Форма - это Протей, куда более неуловимый и богатый ухищрениями, чем Протей в

мифе! Только после долгой борьбы ее можно приневолить показать себя в

настоящем виде. Вы все довольствуетесь первым обликом, в каком она

соглашается вам показаться, или, в крайнем случае, вторым, третьим; не так

действуют борцы-победители. Эти непреклонные художники не дают себя обмануть

всяческими изворотами и упорствуют, пока не принудят природу показать себя

совершенно нагой, в своей истинной сути. Так поступал Рафаэль, - сказал

старик, сняв при этом с головы черную бархатную шапочку, чтобы выразить свое

преклонение перед королем искусства. - Великое превосходство Рафаэля

является следствием его способности глубоко чувствовать, которая у него как

бы разбивает форму. Форма в его творениях та, какой она должна быть и у нас,

только посредник для передачи идей, ощущений, разносторонней поэзии. Всякое

изображение есть целый мир, - это портрет, моделью которого было

величественное видение, озаренное светом, указанное нам внутренним голосом и

предстающее перед нами без покровов, если небесный перст указует нам

выразительные средства, источник которых - вся прошлая жизнь. Вы облекаете

ваших женщин в нарядную одежду плоти, украшаете их прекрасным плащом кудрей,

но где же кровь, текущая по жилам, порождающая спокойствие или страсть и

производящая совсем особое зрительное впечатление? Твоя святая - брюнетка,

но вот эти краски, бедный мой Порбус, взяты у блондинки! Поэтому-то

созданные вами лица - только раскрашенные призраки, которые вы проводите

вереницей перед нашими глазами, - и это вы называете живописью и искусством!

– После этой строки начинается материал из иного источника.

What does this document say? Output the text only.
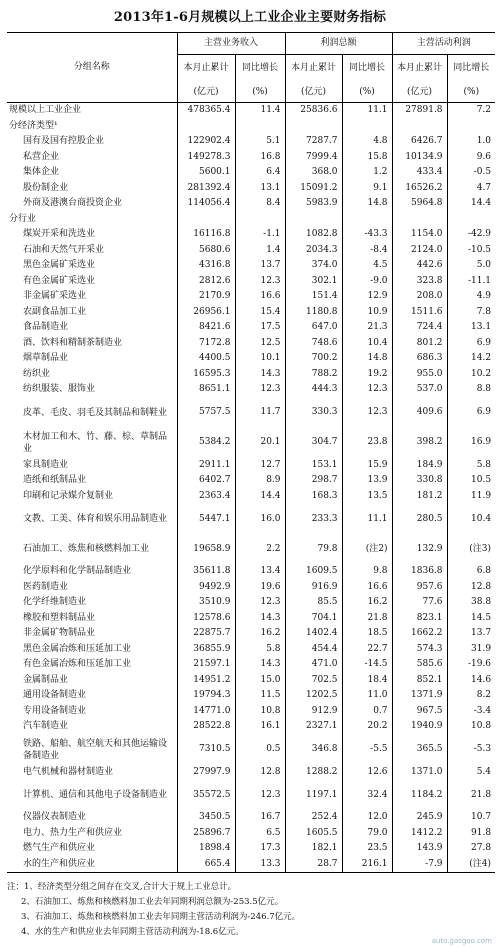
2013年1-6月规模以上工业企业主要财务指标
分组名称	主营业务收入		利润总额		主营活动利润	
	本月止累计	同比增长	本月止累计	同比增长	本月止累计	同比增长
	(亿元)	(%)	(亿元)	(%)	(亿元)	(%)
规模以上工业企业	478365.4	11.4	25836.6	11.1	27891.8	7.2
分经济类型¹						
国有及国有控股企业	122902.4	5.1	7287.7	4.8	6426.7	1.0
私营企业	149278.3	16.8	7999.4	15.8	10134.9	9.6
集体企业	5600.1	6.4	368.0	1.2	433.4	-0.5
股份制企业	281392.4	13.1	15091.2	9.1	16526.2	4.7
外商及港澳台商投资企业	114056.4	8.4	5983.9	14.8	5964.8	14.4
分行业						
煤炭开采和洗选业	16116.8	-1.1	1082.8	-43.3	1154.0	-42.9
石油和天然气开采业	5680.6	1.4	2034.3	-8.4	2124.0	-10.5
黑色金属矿采选业	4316.8	13.7	374.0	4.5	442.6	5.0
有色金属矿采选业	2812.6	12.3	302.1	-9.0	323.8	-11.1
非金属矿采选业	2170.9	16.6	151.4	12.9	208.0	4.9
农副食品加工业	26956.1	15.4	1180.8	10.9	1511.6	7.8
食品制造业	8421.6	17.5	647.0	21.3	724.4	13.1
酒、饮料和精制茶制造业	7172.8	12.5	748.6	10.4	801.2	6.9
烟草制品业	4400.5	10.1	700.2	14.8	686.3	14.2
纺织业	16595.3	14.3	788.2	19.2	955.0	10.2
纺织服装、服饰业	8651.1	12.3	444.3	12.3	537.0	8.8
皮革、毛皮、羽毛及其制品和制鞋业	5757.5	11.7	330.3	12.3	409.6	6.9
木材加工和木、竹、藤、棕、草制品业	5384.2	20.1	304.7	23.8	398.2	16.9
家具制造业	2911.1	12.7	153.1	15.9	184.9	5.8
造纸和纸制品业	6402.7	8.9	298.7	13.9	330.8	10.5
印刷和记录媒介复制业	2363.4	14.4	168.3	13.5	181.2	11.9
文教、工美、体育和娱乐用品制造业	5447.1	16.0	233.3	11.1	280.5	10.4
石油加工、炼焦和核燃料加工业	19658.9	2.2	79.8	(注2)	132.9	(注3)
化学原料和化学制品制造业	35611.8	13.4	1609.5	9.8	1836.8	6.8
医药制造业	9492.9	19.6	916.9	16.6	957.6	12.8
化学纤维制造业	3510.9	12.3	85.5	16.2	77.6	38.8
橡胶和塑料制品业	12578.6	14.3	704.1	21.8	823.1	14.5
非金属矿物制品业	22875.7	16.2	1402.4	18.5	1662.2	13.7
黑色金属冶炼和压延加工业	36855.9	5.8	454.4	22.7	574.3	31.9
有色金属冶炼和压延加工业	21597.1	14.3	471.0	-14.5	585.6	-19.6
金属制品业	14951.2	15.0	702.5	18.4	852.1	14.6
通用设备制造业	19794.3	11.5	1202.5	11.0	1371.9	8.2
专用设备制造业	14771.0	10.8	912.9	0.7	967.5	-3.4
汽车制造业	28522.8	16.1	2327.1	20.2	1940.9	10.8
铁路、船舶、航空航天和其他运输设备制造业	7310.5	0.5	346.8	-5.5	365.5	-5.3
电气机械和器材制造业	27997.9	12.8	1288.2	12.6	1371.0	5.4
计算机、通信和其他电子设备制造业	35572.5	12.3	1197.1	32.4	1184.2	21.8
仪器仪表制造业	3450.5	16.7	252.4	12.0	245.9	10.7
电力、热力生产和供应业	25896.7	6.5	1605.5	79.0	1412.2	91.8
燃气生产和供应业	1898.4	17.3	182.1	23.5	143.9	27.8
水的生产和供应业	665.4	13.3	28.7	216.1	-7.9	(注4)
注：1、经济类型分组之间存在交叉,合计大于规上工业总计。
2、石油加工、炼焦和核燃料加工业去年同期利润总额为-253.5亿元。
3、石油加工、炼焦和核燃料加工业去年同期主营活动利润为-246.7亿元。
4、水的生产和供应业去年同期主营活动利润为-18.6亿元。
auto.gasgoo.com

Только из-за того, что вы сделали нечто, более напоминающее женщину, чем

дом, вы воображаете, что достигли цели, и, гордые тем, что вам нет

надобности в надписях при ваших изображениях - currus venustus или pulcher homo,-как у

первых живописцев, вы воображаете себя удивительными художниками!.. Ха-ха...

Нет, вы этого еще не достигли, милые мои сотоварищи, придется вам исчертить

немало карандашей, извести немало полотен, раньше чем стать художниками.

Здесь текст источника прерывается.